After much hesitation, the government reached an extended fund facility for $4.2 billion with the IMF, which according to President Moreno´s statement, will open the door to $6.0 billion from the World Bank, the IDB, CAF, the European Investment Bank, FLAR and the French Development Agency. This is less than half of what Ecuador could receive from the IMF, which is close to $11b, and we are waiting to hear from the aforementioned institutions on their conditions for providing this financing.
The $4.2b will be disbursed in three years and will help stabilize the international reserves and liquidity protecting dollarization. Although the conditions have not been made public, and the agreement must still be approved by the IMF authorities, it is expected that it will contemplate short-term adjustments as well as longer-term structural changes.
Ecuador has not fully honored 13 of the 18 agreements signed in the past. Even though the fiscal goals were mostly achieved, governments failed to honor commitments on structural reforms.
The productive sector, as well as many Ecuadorians have demanded stronger, deeper and clearer action in the economic arena from Moreno and received this agreement with relief. But the president will have to face unions and leftist social groups that have already announced their intention to protest. We hope that Moreno exercises the necessary leadership to reach an ample consensus to carry out adjustments that are difficult and will be painful for the present generation – not an easy task when his level of support reaches just 35%.
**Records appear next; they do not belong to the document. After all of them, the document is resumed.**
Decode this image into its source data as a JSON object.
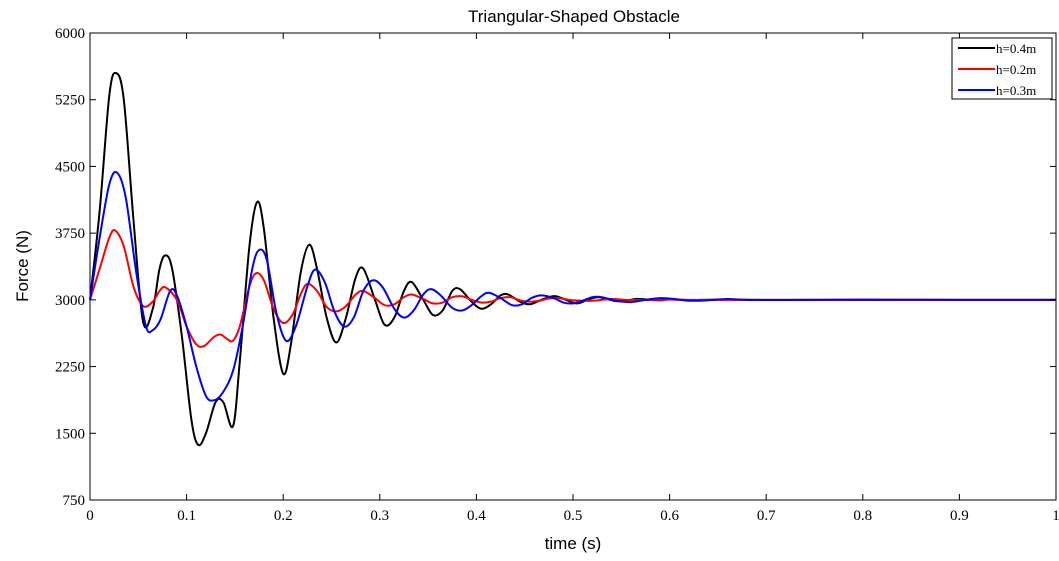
{
  "chart_data": {
    "type": "line",
    "title": "Triangular-Shaped Obstacle",
    "xlabel": "time (s)",
    "ylabel": "Force (N)",
    "xlim": [
      0,
      1
    ],
    "ylim": [
      750,
      6000
    ],
    "xticks": [
      0,
      0.1,
      0.2,
      0.3,
      0.4,
      0.5,
      0.6,
      0.7,
      0.8,
      0.9,
      1
    ],
    "xtick_labels": [
      "0",
      "0.1",
      "0.2",
      "0.3",
      "0.4",
      "0.5",
      "0.6",
      "0.7",
      "0.8",
      "0.9",
      "1"
    ],
    "yticks": [
      750,
      1500,
      2250,
      3000,
      3750,
      4500,
      5250,
      6000
    ],
    "ytick_labels": [
      "750",
      "1500",
      "2250",
      "3000",
      "3750",
      "4500",
      "5250",
      "6000"
    ],
    "grid": false,
    "legend_position": "top-right",
    "series": [
      {
        "name": "h=0.4m",
        "color": "#000000",
        "points": [
          [
            0,
            3000
          ],
          [
            0.01,
            4000
          ],
          [
            0.02,
            5300
          ],
          [
            0.027,
            5550
          ],
          [
            0.035,
            5250
          ],
          [
            0.045,
            3900
          ],
          [
            0.055,
            2750
          ],
          [
            0.065,
            2900
          ],
          [
            0.072,
            3350
          ],
          [
            0.078,
            3500
          ],
          [
            0.085,
            3350
          ],
          [
            0.095,
            2600
          ],
          [
            0.105,
            1650
          ],
          [
            0.112,
            1370
          ],
          [
            0.12,
            1500
          ],
          [
            0.13,
            1850
          ],
          [
            0.138,
            1850
          ],
          [
            0.148,
            1580
          ],
          [
            0.155,
            2300
          ],
          [
            0.165,
            3600
          ],
          [
            0.173,
            4100
          ],
          [
            0.18,
            3800
          ],
          [
            0.19,
            2800
          ],
          [
            0.2,
            2170
          ],
          [
            0.208,
            2500
          ],
          [
            0.218,
            3300
          ],
          [
            0.227,
            3620
          ],
          [
            0.235,
            3350
          ],
          [
            0.245,
            2800
          ],
          [
            0.255,
            2520
          ],
          [
            0.265,
            2800
          ],
          [
            0.275,
            3250
          ],
          [
            0.283,
            3350
          ],
          [
            0.295,
            3000
          ],
          [
            0.305,
            2720
          ],
          [
            0.315,
            2800
          ],
          [
            0.325,
            3100
          ],
          [
            0.333,
            3200
          ],
          [
            0.345,
            3000
          ],
          [
            0.355,
            2830
          ],
          [
            0.365,
            2880
          ],
          [
            0.375,
            3100
          ],
          [
            0.383,
            3120
          ],
          [
            0.395,
            2980
          ],
          [
            0.405,
            2900
          ],
          [
            0.415,
            2950
          ],
          [
            0.425,
            3050
          ],
          [
            0.433,
            3060
          ],
          [
            0.445,
            2980
          ],
          [
            0.455,
            2950
          ],
          [
            0.465,
            2990
          ],
          [
            0.475,
            3030
          ],
          [
            0.483,
            3040
          ],
          [
            0.495,
            2990
          ],
          [
            0.505,
            2960
          ],
          [
            0.515,
            3000
          ],
          [
            0.525,
            3030
          ],
          [
            0.535,
            3010
          ],
          [
            0.545,
            2985
          ],
          [
            0.555,
            2990
          ],
          [
            0.565,
            3010
          ],
          [
            0.575,
            3005
          ],
          [
            0.59,
            2995
          ],
          [
            0.6,
            3005
          ],
          [
            0.62,
            2998
          ],
          [
            0.65,
            3003
          ],
          [
            0.7,
            3000
          ],
          [
            0.8,
            3000
          ],
          [
            1.0,
            3000
          ]
        ]
      },
      {
        "name": "h=0.2m",
        "color": "#ff0000",
        "points": [
          [
            0,
            3000
          ],
          [
            0.01,
            3350
          ],
          [
            0.02,
            3700
          ],
          [
            0.026,
            3780
          ],
          [
            0.035,
            3600
          ],
          [
            0.045,
            3150
          ],
          [
            0.055,
            2930
          ],
          [
            0.065,
            2980
          ],
          [
            0.072,
            3100
          ],
          [
            0.078,
            3140
          ],
          [
            0.09,
            3000
          ],
          [
            0.1,
            2700
          ],
          [
            0.11,
            2500
          ],
          [
            0.118,
            2480
          ],
          [
            0.128,
            2580
          ],
          [
            0.135,
            2610
          ],
          [
            0.142,
            2560
          ],
          [
            0.148,
            2540
          ],
          [
            0.155,
            2700
          ],
          [
            0.165,
            3150
          ],
          [
            0.172,
            3300
          ],
          [
            0.18,
            3220
          ],
          [
            0.19,
            2900
          ],
          [
            0.2,
            2740
          ],
          [
            0.21,
            2840
          ],
          [
            0.218,
            3060
          ],
          [
            0.225,
            3180
          ],
          [
            0.235,
            3100
          ],
          [
            0.245,
            2920
          ],
          [
            0.255,
            2870
          ],
          [
            0.265,
            2930
          ],
          [
            0.275,
            3060
          ],
          [
            0.283,
            3100
          ],
          [
            0.295,
            3020
          ],
          [
            0.305,
            2940
          ],
          [
            0.315,
            2950
          ],
          [
            0.325,
            3030
          ],
          [
            0.333,
            3060
          ],
          [
            0.345,
            3010
          ],
          [
            0.355,
            2960
          ],
          [
            0.365,
            2970
          ],
          [
            0.375,
            3030
          ],
          [
            0.385,
            3040
          ],
          [
            0.395,
            3000
          ],
          [
            0.405,
            2970
          ],
          [
            0.415,
            2980
          ],
          [
            0.425,
            3020
          ],
          [
            0.435,
            3030
          ],
          [
            0.445,
            2995
          ],
          [
            0.455,
            2980
          ],
          [
            0.465,
            2990
          ],
          [
            0.475,
            3015
          ],
          [
            0.485,
            3020
          ],
          [
            0.5,
            2995
          ],
          [
            0.52,
            2990
          ],
          [
            0.54,
            3010
          ],
          [
            0.56,
            2998
          ],
          [
            0.6,
            3003
          ],
          [
            0.65,
            3000
          ],
          [
            1.0,
            3000
          ]
        ]
      },
      {
        "name": "h=0.3m",
        "color": "#0000ff",
        "points": [
          [
            0,
            3000
          ],
          [
            0.01,
            3700
          ],
          [
            0.02,
            4300
          ],
          [
            0.028,
            4430
          ],
          [
            0.037,
            4150
          ],
          [
            0.048,
            3300
          ],
          [
            0.058,
            2700
          ],
          [
            0.065,
            2660
          ],
          [
            0.073,
            2780
          ],
          [
            0.083,
            3100
          ],
          [
            0.09,
            3050
          ],
          [
            0.1,
            2700
          ],
          [
            0.11,
            2250
          ],
          [
            0.12,
            1920
          ],
          [
            0.128,
            1870
          ],
          [
            0.137,
            1950
          ],
          [
            0.148,
            2200
          ],
          [
            0.158,
            2700
          ],
          [
            0.168,
            3350
          ],
          [
            0.175,
            3560
          ],
          [
            0.183,
            3450
          ],
          [
            0.193,
            2850
          ],
          [
            0.203,
            2540
          ],
          [
            0.213,
            2700
          ],
          [
            0.225,
            3150
          ],
          [
            0.233,
            3340
          ],
          [
            0.243,
            3200
          ],
          [
            0.253,
            2870
          ],
          [
            0.263,
            2700
          ],
          [
            0.273,
            2800
          ],
          [
            0.283,
            3100
          ],
          [
            0.293,
            3220
          ],
          [
            0.303,
            3140
          ],
          [
            0.315,
            2900
          ],
          [
            0.325,
            2800
          ],
          [
            0.335,
            2880
          ],
          [
            0.345,
            3060
          ],
          [
            0.353,
            3120
          ],
          [
            0.363,
            3050
          ],
          [
            0.375,
            2910
          ],
          [
            0.385,
            2880
          ],
          [
            0.395,
            2940
          ],
          [
            0.405,
            3040
          ],
          [
            0.413,
            3080
          ],
          [
            0.425,
            3020
          ],
          [
            0.437,
            2940
          ],
          [
            0.447,
            2950
          ],
          [
            0.457,
            3020
          ],
          [
            0.467,
            3050
          ],
          [
            0.48,
            3020
          ],
          [
            0.49,
            2970
          ],
          [
            0.5,
            2960
          ],
          [
            0.51,
            2990
          ],
          [
            0.52,
            3030
          ],
          [
            0.53,
            3030
          ],
          [
            0.545,
            2990
          ],
          [
            0.56,
            2975
          ],
          [
            0.575,
            3000
          ],
          [
            0.59,
            3020
          ],
          [
            0.605,
            3010
          ],
          [
            0.62,
            2990
          ],
          [
            0.64,
            2995
          ],
          [
            0.66,
            3010
          ],
          [
            0.68,
            3000
          ],
          [
            0.72,
            2998
          ],
          [
            0.8,
            3002
          ],
          [
            0.9,
            3000
          ],
          [
            1.0,
            3000
          ]
        ]
      }
    ]
  }
}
This week Moreno also announced that an international “commission against corruption” will come to Ecuador to assess, question, resolve and support investigations and bring to justice the largest cases of corruption involving top authorities from the past government. The announcement was made just when a journalist’s research revealed that Moreno´s brother has a company in Belize, one of the so-called “tax haven” countries.
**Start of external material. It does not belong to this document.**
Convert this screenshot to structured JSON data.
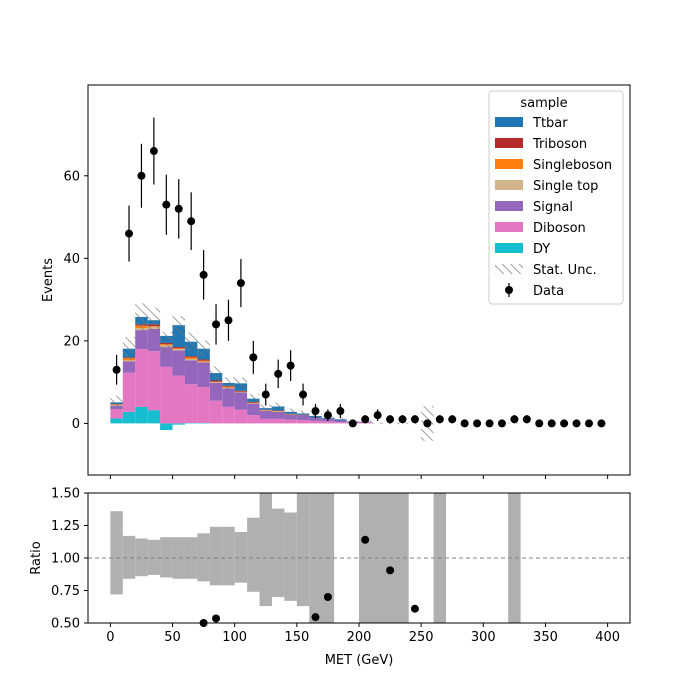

Local government elections will take place on March 24. The campaigns have picked up over the last two weeks but the general pessimism affecting Ecuadorians has not dissipated – instead it has increased because of the ridiculous number of candidates. In fact, there are 77,000 candidates, who massively promise to eradicate corruption from the public sector.
Polls have not been widely published but we will be attentive to the results of List 5, which is the list supported by Correa, as there are rumors that the lower classes, tired of the government’s inaction in improving economic conditions, are starting to miss the charismatic Correa.